Ankara: Mali, once celebrated for the scholarly and cultural heritage of Timbuktu, now finds itself at the center of overlapping insurgencies and increasing state fragility. Recent attacks on April 25, 2026, have marked a critical escalation in the conflict, with reports indicating the death of the defense minister and the near-seizure of the capital, Bamako, highlighting the deteriorating state authority.
According to Anadolu Agency, this is the first instance where the secular separatist Azawad Liberation Front and the jihadist coalition Jama'at Nusrat al-Islam wal-Muslimin have united against the new regime. The roots of this conflict are deep-seated, shaped by historical dynamics often described as the coloniality of power. Patterns of exclusion and uneven development have persisted beyond independence, particularly evident in Mali's governance struggles between the centralized state and its peripheral regions.
The persistent north-south divide in Mali has fostered chronic insurgency and eroded state legitimacy in the north. Successive administrations have failed to address these structural imbalances, opting instead for short-term security measures that ignore longstanding tensions. External interventions by France in the early 2010s, through military campaigns like Operation Serval and Operation Barkhane, contained immediate threats but did not resolve the underlying instability issues. President Assimi Goita's shift towards Russian support in 2020 was seen as a corrective alternative but has since deepened reliance on militarized approaches, often exacerbating civilian harm.

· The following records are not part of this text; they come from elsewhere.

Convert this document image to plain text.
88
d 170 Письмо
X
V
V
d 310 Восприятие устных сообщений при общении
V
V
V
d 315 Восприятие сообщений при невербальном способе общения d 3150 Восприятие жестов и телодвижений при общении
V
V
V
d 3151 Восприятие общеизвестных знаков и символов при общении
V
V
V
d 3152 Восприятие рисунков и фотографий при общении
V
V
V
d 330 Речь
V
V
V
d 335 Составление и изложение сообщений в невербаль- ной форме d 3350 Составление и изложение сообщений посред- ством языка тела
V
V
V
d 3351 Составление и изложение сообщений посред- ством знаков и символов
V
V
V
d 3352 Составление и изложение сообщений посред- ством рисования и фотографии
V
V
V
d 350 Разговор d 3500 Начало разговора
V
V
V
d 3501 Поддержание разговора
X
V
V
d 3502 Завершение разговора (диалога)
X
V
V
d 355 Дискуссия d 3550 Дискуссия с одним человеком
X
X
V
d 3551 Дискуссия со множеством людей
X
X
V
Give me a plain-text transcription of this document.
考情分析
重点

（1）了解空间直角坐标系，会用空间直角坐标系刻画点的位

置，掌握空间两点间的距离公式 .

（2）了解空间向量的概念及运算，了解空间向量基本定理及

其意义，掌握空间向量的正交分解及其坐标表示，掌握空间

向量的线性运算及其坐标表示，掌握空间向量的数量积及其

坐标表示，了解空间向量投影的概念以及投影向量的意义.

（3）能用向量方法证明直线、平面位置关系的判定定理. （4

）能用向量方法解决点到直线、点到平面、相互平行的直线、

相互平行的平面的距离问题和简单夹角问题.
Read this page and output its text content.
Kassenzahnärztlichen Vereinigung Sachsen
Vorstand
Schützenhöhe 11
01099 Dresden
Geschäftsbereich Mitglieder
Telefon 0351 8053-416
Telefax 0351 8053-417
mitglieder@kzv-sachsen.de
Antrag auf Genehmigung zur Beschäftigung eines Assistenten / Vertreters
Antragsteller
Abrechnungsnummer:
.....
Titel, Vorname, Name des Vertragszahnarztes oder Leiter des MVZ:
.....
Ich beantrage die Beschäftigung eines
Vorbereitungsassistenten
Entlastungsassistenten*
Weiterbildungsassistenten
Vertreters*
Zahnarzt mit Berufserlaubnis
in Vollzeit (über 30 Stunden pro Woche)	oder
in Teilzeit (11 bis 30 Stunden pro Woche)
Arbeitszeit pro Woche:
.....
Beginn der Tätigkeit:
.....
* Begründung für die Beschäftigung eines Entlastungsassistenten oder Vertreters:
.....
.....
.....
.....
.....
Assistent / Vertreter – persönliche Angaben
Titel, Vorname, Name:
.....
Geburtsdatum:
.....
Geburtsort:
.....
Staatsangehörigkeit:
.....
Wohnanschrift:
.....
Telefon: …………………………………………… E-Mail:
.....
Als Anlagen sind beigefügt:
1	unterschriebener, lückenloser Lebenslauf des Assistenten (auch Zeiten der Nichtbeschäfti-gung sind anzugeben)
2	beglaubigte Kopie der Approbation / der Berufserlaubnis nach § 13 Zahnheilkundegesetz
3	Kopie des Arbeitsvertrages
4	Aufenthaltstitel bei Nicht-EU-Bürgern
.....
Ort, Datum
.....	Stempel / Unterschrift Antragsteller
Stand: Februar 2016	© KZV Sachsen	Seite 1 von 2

The crisis in Mali poses a risk of regional spillover, threatening broader destabilization of the Sahel. In response, Mali, Burkina Faso, and Niger established the Confederation of Sahel States in 2024 as a mutual defense framework. However, the alliance's durability is tied to Mali's internal trajectory, and a collapse of the current regime could undermine the alliance and reshape security dynamics across the Sahel.
Russia's growing role in Mali adds complexity to the situation. The sustainability of the Russian-style security model is uncertain, with reports of Russian mercenaries withdrawing from key northern regions like Kidal and Gao. This raises questions about Russia's ability to succeed where others have not, given its limited resources and lack of multilateral backing. The United States' ambivalent stance under President Donald Trump contrasts with previous US leadership and other international actors who view Russian engagement as destabilizing.
Looking beyond Mali, several scenarios emerge, including the possibility of territorial partition and the creation of a transnational militant corridor across the region. Such developments could elevate the Sahel's risk of becoming a global jihadist hub and threaten global supply chains reliant on West Africa's mineral reserves. The limitations of Western and Russian approaches suggest the need for a security model that integrates with local socio-political and economic realities.
In conclusion, Mali remains a test of competing models of external intervention in fragile states, highlighting the challenges of achieving stability through military involvement without deep engagement with local dynamics.